As the Curiosity rover concluded its examination of rock layers found in the Pahrump Hills in Mars' Gale Crater last winter, some of the researchers in the rover team were also analyzing the heavy noble gas xenon in the planet's atmosphere.
The Sample Analysis at Mars (SAM) experiment carried out by Curiosity analyzed samples of xenon taken from the Martian atmosphere. Noble gases are inert chemically, meaning they don't react with other substances on the ground or in the air so their state is a good measure of the atmosphere's history. Xenon is found at low levels in the Red Planet's atmosphere so it can only be measured directly using on-site experiments like SAM.

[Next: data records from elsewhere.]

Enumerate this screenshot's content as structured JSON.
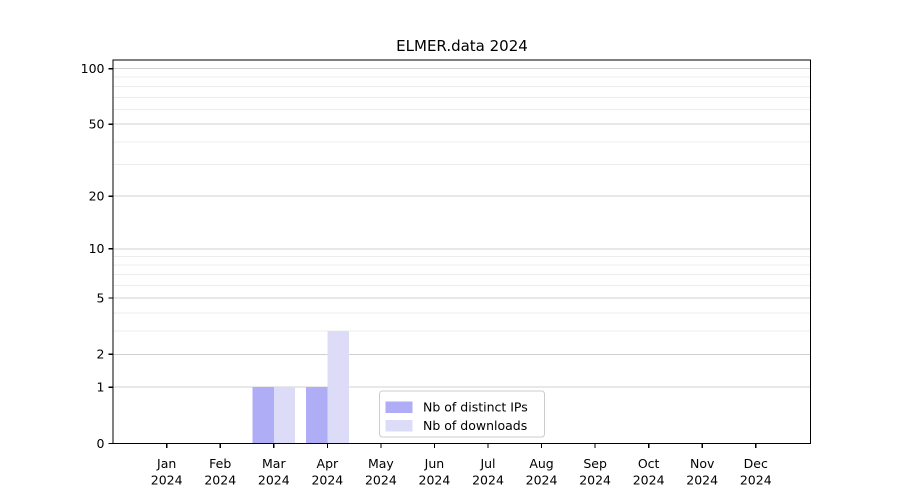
{
  "chart_data": {
    "type": "bar",
    "title": "ELMER.data 2024",
    "categories": [
      "Jan",
      "Feb",
      "Mar",
      "Apr",
      "May",
      "Jun",
      "Jul",
      "Aug",
      "Sep",
      "Oct",
      "Nov",
      "Dec"
    ],
    "category_year": "2024",
    "series": [
      {
        "name": "Nb of distinct IPs",
        "color": "#aeadf6",
        "values": [
          0,
          0,
          1,
          1,
          0,
          0,
          0,
          0,
          0,
          0,
          0,
          0
        ]
      },
      {
        "name": "Nb of downloads",
        "color": "#dddcf8",
        "values": [
          0,
          0,
          1,
          3,
          0,
          0,
          0,
          0,
          0,
          0,
          0,
          0
        ]
      }
    ],
    "xlabel": "",
    "ylabel": "",
    "yscale": "log1p",
    "ylim": [
      0,
      112
    ],
    "yticks": [
      0,
      1,
      2,
      5,
      10,
      20,
      50,
      100
    ],
    "ytick_labels": [
      "0",
      "1",
      "2",
      "5",
      "10",
      "20",
      "50",
      "100"
    ],
    "yticks_minor": [
      3,
      4,
      6,
      7,
      8,
      9,
      30,
      40,
      60,
      70,
      80,
      90
    ],
    "grid": "horizontal",
    "legend_position": "lower center",
    "colors": {
      "major_grid": "#d0d0d0",
      "minor_grid": "#ececec",
      "axis": "#000000",
      "legend_border": "#cccccc",
      "background": "#ffffff"
    }
  }
}
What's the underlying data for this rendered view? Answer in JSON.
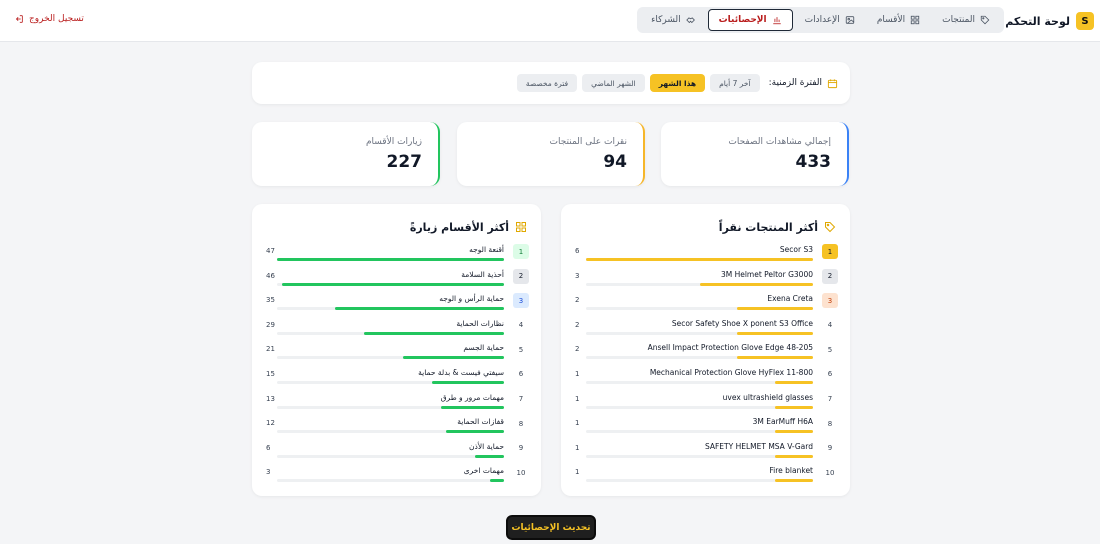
{
  "header": {
    "brand_logo": "S",
    "brand_title": "لوحة التحكم",
    "nav": [
      {
        "label": "المنتجات",
        "icon": "tag-icon",
        "active": false
      },
      {
        "label": "الأقسام",
        "icon": "grid-icon",
        "active": false
      },
      {
        "label": "الإعدادات",
        "icon": "image-icon",
        "active": false
      },
      {
        "label": "الإحصائيات",
        "icon": "bar-chart-icon",
        "active": true
      },
      {
        "label": "الشركاء",
        "icon": "handshake-icon",
        "active": false
      }
    ],
    "logout_label": "تسجيل الخروج"
  },
  "filter": {
    "label": "الفترة الزمنية:",
    "options": [
      {
        "label": "آخر 7 أيام",
        "active": false
      },
      {
        "label": "هذا الشهر",
        "active": true
      },
      {
        "label": "الشهر الماضي",
        "active": false
      },
      {
        "label": "فترة مخصصة",
        "active": false
      }
    ]
  },
  "stats": {
    "page_views": {
      "label": "إجمالي مشاهدات الصفحات",
      "value": "433",
      "accent": "#3b82f6"
    },
    "product_clicks": {
      "label": "نقرات على المنتجات",
      "value": "94",
      "accent": "#f6b62a"
    },
    "category_visits": {
      "label": "زيارات الأقسام",
      "value": "227",
      "accent": "#22c55e"
    }
  },
  "top_products": {
    "title": "أكثر المنتجات نقراً",
    "bar_color": "#f6c224",
    "max": 6,
    "rows": [
      {
        "rank": "1",
        "name": "Secor S3",
        "count": 6
      },
      {
        "rank": "2",
        "name": "3M Helmet Peltor G3000",
        "count": 3
      },
      {
        "rank": "3",
        "name": "Exena Creta",
        "count": 2
      },
      {
        "rank": "4",
        "name": "Secor Safety Shoe X ponent S3 Office",
        "count": 2
      },
      {
        "rank": "5",
        "name": "Ansell Impact Protection Glove Edge 48-205",
        "count": 2
      },
      {
        "rank": "6",
        "name": "Mechanical Protection Glove HyFlex 11-800",
        "count": 1
      },
      {
        "rank": "7",
        "name": "uvex ultrashield glasses",
        "count": 1
      },
      {
        "rank": "8",
        "name": "3M EarMuff H6A",
        "count": 1
      },
      {
        "rank": "9",
        "name": "SAFETY HELMET MSA V-Gard",
        "count": 1
      },
      {
        "rank": "10",
        "name": "Fire blanket",
        "count": 1
      }
    ]
  },
  "top_categories": {
    "title": "أكثر الأقسام زيارةً",
    "bar_color": "#22c55e",
    "max": 47,
    "rows": [
      {
        "rank": "1",
        "name": "أقنعة الوجه",
        "count": 47
      },
      {
        "rank": "2",
        "name": "أحذية السلامة",
        "count": 46
      },
      {
        "rank": "3",
        "name": "حماية الرأس و الوجه",
        "count": 35
      },
      {
        "rank": "4",
        "name": "نظارات الحماية",
        "count": 29
      },
      {
        "rank": "5",
        "name": "حماية الجسم",
        "count": 21
      },
      {
        "rank": "6",
        "name": "سيفتي فيست & بدلة حماية",
        "count": 15
      },
      {
        "rank": "7",
        "name": "مهمات مرور و طرق",
        "count": 13
      },
      {
        "rank": "8",
        "name": "قفازات الحماية",
        "count": 12
      },
      {
        "rank": "9",
        "name": "حماية الأذن",
        "count": 6
      },
      {
        "rank": "10",
        "name": "مهمات اخرى",
        "count": 3
      }
    ]
  },
  "refresh_label": "تحديث الإحصائيات"
}
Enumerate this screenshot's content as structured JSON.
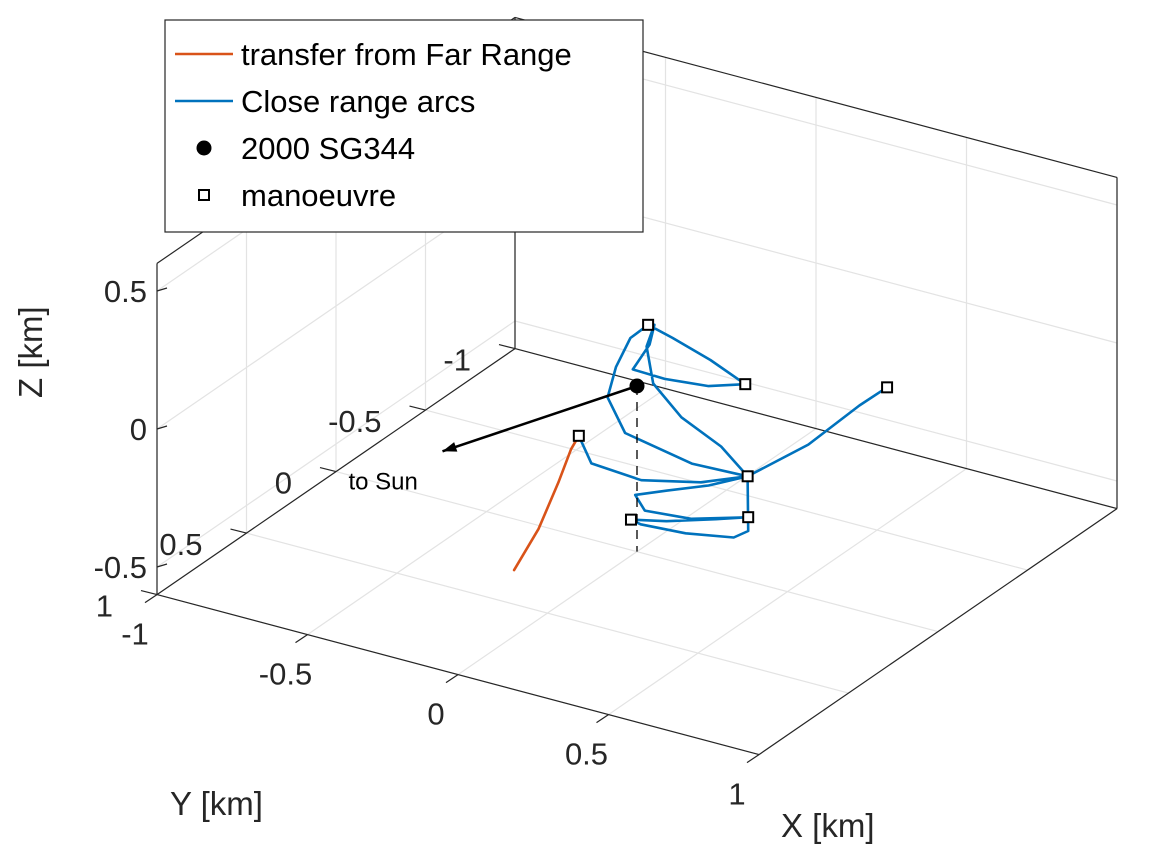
{
  "chart_data": {
    "type": "line",
    "projection": "3d",
    "grid": true,
    "box": true,
    "legend_placement": "top-left",
    "xlabel": "X [km]",
    "ylabel": "Y [km]",
    "zlabel": "Z [km]",
    "xlim": [
      -1,
      1
    ],
    "ylim": [
      -1,
      1
    ],
    "zlim": [
      -0.6,
      0.6
    ],
    "xticks": [
      "-1",
      "-0.5",
      "0",
      "0.5",
      "1"
    ],
    "yticks": [
      "-1",
      "-0.5",
      "0",
      "0.5",
      "1"
    ],
    "zticks": [
      "-0.5",
      "0",
      "0.5"
    ],
    "series": [
      {
        "name": "transfer from Far Range",
        "color": "#D95319",
        "style": "line",
        "points": [
          [
            -0.23,
            0.3,
            -0.6
          ],
          [
            -0.19,
            0.23,
            -0.47
          ],
          [
            -0.16,
            0.17,
            -0.32
          ],
          [
            -0.13,
            0.15,
            -0.2
          ],
          [
            -0.11,
            0.14,
            -0.15
          ]
        ]
      },
      {
        "name": "Close range arcs",
        "color": "#0072BD",
        "style": "line",
        "points": [
          [
            -0.11,
            0.14,
            -0.15
          ],
          [
            -0.08,
            0.12,
            -0.25
          ],
          [
            0.05,
            0.06,
            -0.3
          ],
          [
            0.2,
            -0.02,
            -0.3
          ],
          [
            0.32,
            -0.08,
            -0.27
          ],
          [
            0.2,
            0.03,
            -0.21
          ],
          [
            0.02,
            0.1,
            -0.12
          ],
          [
            -0.05,
            0.08,
            -0.02
          ],
          [
            -0.04,
            0.05,
            0.08
          ],
          [
            -0.01,
            0.02,
            0.18
          ],
          [
            0.025,
            -0.02,
            0.22
          ],
          [
            0.1,
            -0.03,
            0.19
          ],
          [
            0.22,
            -0.04,
            0.14
          ],
          [
            0.33,
            -0.05,
            0.08
          ],
          [
            0.22,
            -0.03,
            0.05
          ],
          [
            0.08,
            -0.02,
            0.04
          ],
          [
            -0.02,
            -0.01,
            0.05
          ],
          [
            0.03,
            -0.02,
            0.15
          ],
          [
            0.04,
            -0.03,
            0.22
          ],
          [
            0.02,
            -0.02,
            0.14
          ],
          [
            0.03,
            -0.04,
            0.0
          ],
          [
            0.1,
            -0.08,
            -0.12
          ],
          [
            0.22,
            -0.1,
            -0.2
          ],
          [
            0.32,
            -0.08,
            -0.27
          ],
          [
            0.22,
            -0.03,
            -0.31
          ],
          [
            0.1,
            0.0,
            -0.35
          ],
          [
            0.0,
            0.01,
            -0.39
          ],
          [
            0.02,
            -0.01,
            -0.45
          ],
          [
            0.15,
            -0.05,
            -0.46
          ],
          [
            0.28,
            -0.1,
            -0.44
          ],
          [
            0.31,
            -0.1,
            -0.43
          ],
          [
            0.22,
            -0.07,
            -0.45
          ],
          [
            0.08,
            -0.03,
            -0.48
          ],
          [
            -0.02,
            0.0,
            -0.49
          ],
          [
            0.0,
            -0.02,
            -0.51
          ],
          [
            0.12,
            -0.07,
            -0.53
          ],
          [
            0.25,
            -0.12,
            -0.53
          ],
          [
            0.31,
            -0.1,
            -0.48
          ],
          [
            0.32,
            -0.08,
            -0.27
          ],
          [
            0.48,
            -0.15,
            -0.14
          ],
          [
            0.62,
            -0.2,
            0.02
          ],
          [
            0.7,
            -0.22,
            0.1
          ]
        ]
      },
      {
        "name": "2000 SG344",
        "color": "#000000",
        "style": "marker",
        "points": [
          [
            0,
            0,
            0
          ]
        ]
      },
      {
        "name": "manoeuvre",
        "color": "#000000",
        "style": "marker",
        "points": [
          [
            -0.11,
            0.14,
            -0.15
          ],
          [
            0.32,
            -0.08,
            -0.27
          ],
          [
            0.025,
            -0.02,
            0.22
          ],
          [
            0.33,
            -0.05,
            0.08
          ],
          [
            0.31,
            -0.1,
            -0.43
          ],
          [
            -0.02,
            0.0,
            -0.49
          ],
          [
            0.7,
            -0.22,
            0.1
          ]
        ]
      }
    ],
    "annotations": [
      {
        "text": "to Sun",
        "from": [
          0,
          0,
          0
        ],
        "to": [
          -0.45,
          0.33,
          -0.22
        ]
      }
    ],
    "legend": [
      {
        "label": "transfer from Far Range",
        "symbol": "line",
        "color": "#D95319"
      },
      {
        "label": "Close range arcs",
        "symbol": "line",
        "color": "#0072BD"
      },
      {
        "label": "2000 SG344",
        "symbol": "filled-circle",
        "color": "#000000"
      },
      {
        "label": "manoeuvre",
        "symbol": "open-square",
        "color": "#000000"
      }
    ]
  }
}
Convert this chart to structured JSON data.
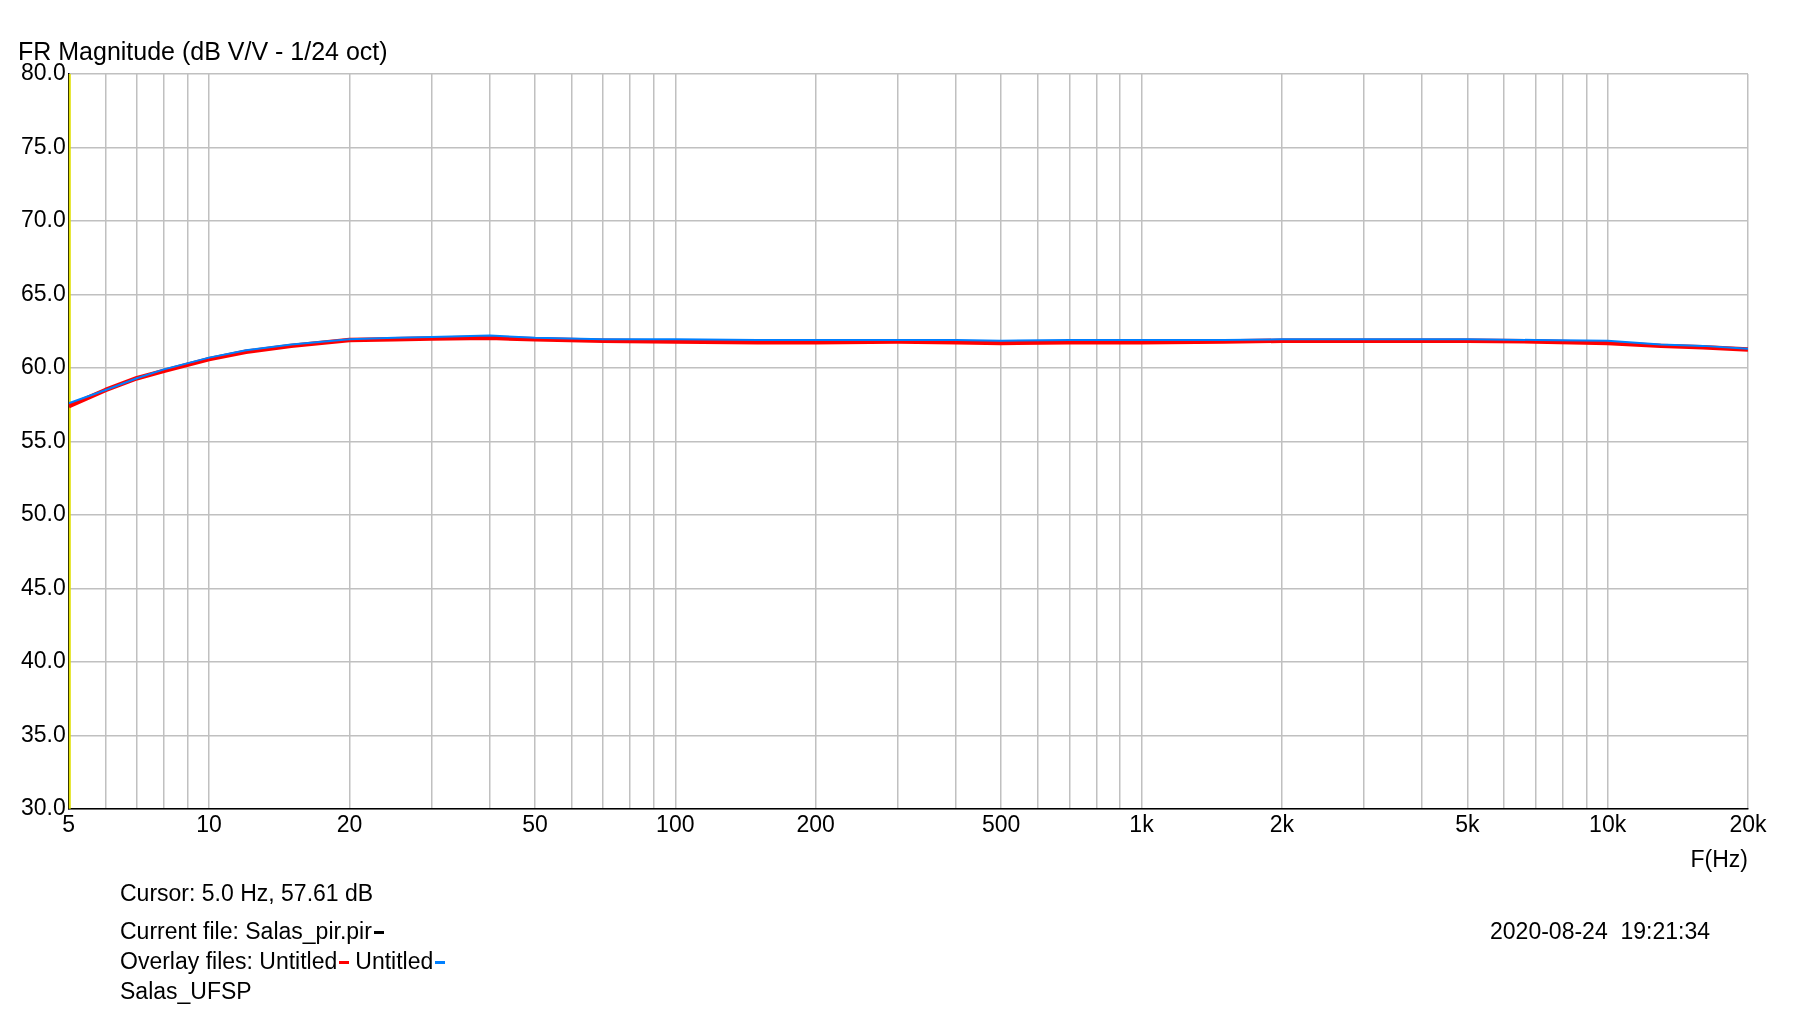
{
  "chart_data": {
    "type": "line",
    "title": "FR Magnitude (dB V/V - 1/24 oct)",
    "xlabel": "F(Hz)",
    "legend_title": "Overlay files:",
    "legend": "bottom",
    "grid": true,
    "log": "x",
    "marker": "none",
    "line_style": "solid",
    "x": [
      5,
      6,
      7,
      8,
      10,
      12,
      15,
      20,
      25,
      30,
      40,
      50,
      70,
      100,
      150,
      200,
      300,
      400,
      500,
      700,
      1000,
      1500,
      2000,
      3000,
      5000,
      7000,
      10000,
      13000,
      16000,
      20000
    ],
    "series": [
      {
        "name": "Untitled",
        "color": "#ff0000",
        "values": [
          57.4,
          58.5,
          59.3,
          59.8,
          60.6,
          61.1,
          61.5,
          61.9,
          61.95,
          62.0,
          62.05,
          61.95,
          61.85,
          61.8,
          61.75,
          61.75,
          61.8,
          61.75,
          61.7,
          61.75,
          61.75,
          61.8,
          61.85,
          61.85,
          61.85,
          61.8,
          61.7,
          61.5,
          61.4,
          61.25
        ]
      },
      {
        "name": "Untitled",
        "color": "#0080ff",
        "values": [
          57.6,
          58.5,
          59.3,
          59.9,
          60.7,
          61.2,
          61.6,
          61.95,
          62.05,
          62.1,
          62.2,
          62.05,
          61.95,
          61.95,
          61.9,
          61.9,
          61.9,
          61.9,
          61.85,
          61.9,
          61.9,
          61.9,
          61.95,
          61.95,
          61.95,
          61.9,
          61.85,
          61.6,
          61.5,
          61.3
        ]
      }
    ],
    "xlim": [
      5,
      20000
    ],
    "xticks": [
      {
        "value": 5,
        "label": "5"
      },
      {
        "value": 6,
        "label": null
      },
      {
        "value": 7,
        "label": null
      },
      {
        "value": 8,
        "label": null
      },
      {
        "value": 9,
        "label": null
      },
      {
        "value": 10,
        "label": "10"
      },
      {
        "value": 20,
        "label": "20"
      },
      {
        "value": 30,
        "label": null
      },
      {
        "value": 40,
        "label": null
      },
      {
        "value": 50,
        "label": "50"
      },
      {
        "value": 60,
        "label": null
      },
      {
        "value": 70,
        "label": null
      },
      {
        "value": 80,
        "label": null
      },
      {
        "value": 90,
        "label": null
      },
      {
        "value": 100,
        "label": "100"
      },
      {
        "value": 200,
        "label": "200"
      },
      {
        "value": 300,
        "label": null
      },
      {
        "value": 400,
        "label": null
      },
      {
        "value": 500,
        "label": "500"
      },
      {
        "value": 600,
        "label": null
      },
      {
        "value": 700,
        "label": null
      },
      {
        "value": 800,
        "label": null
      },
      {
        "value": 900,
        "label": null
      },
      {
        "value": 1000,
        "label": "1k"
      },
      {
        "value": 2000,
        "label": "2k"
      },
      {
        "value": 3000,
        "label": null
      },
      {
        "value": 4000,
        "label": null
      },
      {
        "value": 5000,
        "label": "5k"
      },
      {
        "value": 6000,
        "label": null
      },
      {
        "value": 7000,
        "label": null
      },
      {
        "value": 8000,
        "label": null
      },
      {
        "value": 9000,
        "label": null
      },
      {
        "value": 10000,
        "label": "10k"
      },
      {
        "value": 20000,
        "label": "20k"
      }
    ],
    "ylim": [
      30,
      80
    ],
    "yticks": [
      {
        "value": 30,
        "label": "30.0"
      },
      {
        "value": 35,
        "label": "35.0"
      },
      {
        "value": 40,
        "label": "40.0"
      },
      {
        "value": 45,
        "label": "45.0"
      },
      {
        "value": 50,
        "label": "50.0"
      },
      {
        "value": 55,
        "label": "55.0"
      },
      {
        "value": 60,
        "label": "60.0"
      },
      {
        "value": 65,
        "label": "65.0"
      },
      {
        "value": 70,
        "label": "70.0"
      },
      {
        "value": 75,
        "label": "75.0"
      },
      {
        "value": 80,
        "label": "80.0"
      }
    ],
    "ref_lines": [
      {
        "axis": "x",
        "value": 5,
        "color": "#e0e000"
      }
    ],
    "annotations": [
      "Cursor: 5.0 Hz, 57.61 dB",
      "Current file: Salas_pir.pir",
      "2020-08-24  19:21:34",
      "Salas_UFSP"
    ]
  }
}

"Xenon is a fundamental measurement to make on a planet such as Mars or Venus, since it provides essential information to understand the early history of these planets and why they turned out so differently from Earth," said Melissa Trainer, a member of the SAM team.
Atmospheres over planets are comprised of different gases which contain varying levels of isotopes. When planets lose their atmospheres, how many isotopes remain will be affected.
Xenon has a special characteristic in which it naturally exists in nine isotopes, all different and ranging between 124 and 136 in atomic mass. This special characteristic aids researchers in learning more about how atmospheric layers were stripped over Mars compared to measuring levels of other gases in the Martian atmosphere.
The SAM experiment works by measuring ratios in the traces of xenon isotopes from earlier parts of Mars' history when an atmospheric escape process was so vigorous that it pulled even heavy xenon gas away. In this process, the lighter isotopes escaped faster than the heavier ones, with ratios left today considered to be signatures of the Martian atmosphere from billions of years ago.
Pan Conrad, deputy principal investigator for SAM, added that they are seeing a notably close match in in-situ data and that of little pieces of the atmosphere left over in some meteorites in Mars.
The SAM experiment also analyzed ratios in isotopes in argon gas before and found that ratios pointed to a continuous loss of the original atmosphere in Mars over time.
Before the SAM experiment was carried out by Curiosity, it underwent months of rigorous testing at the NASA Goddard Space Flight Center. A close simulation of the SAM experiment was done in a chamber mimicking the environment in Mars. Charles Malespin led the tests and developed and optimized instructions to be followed by the SAM experiment in Mars.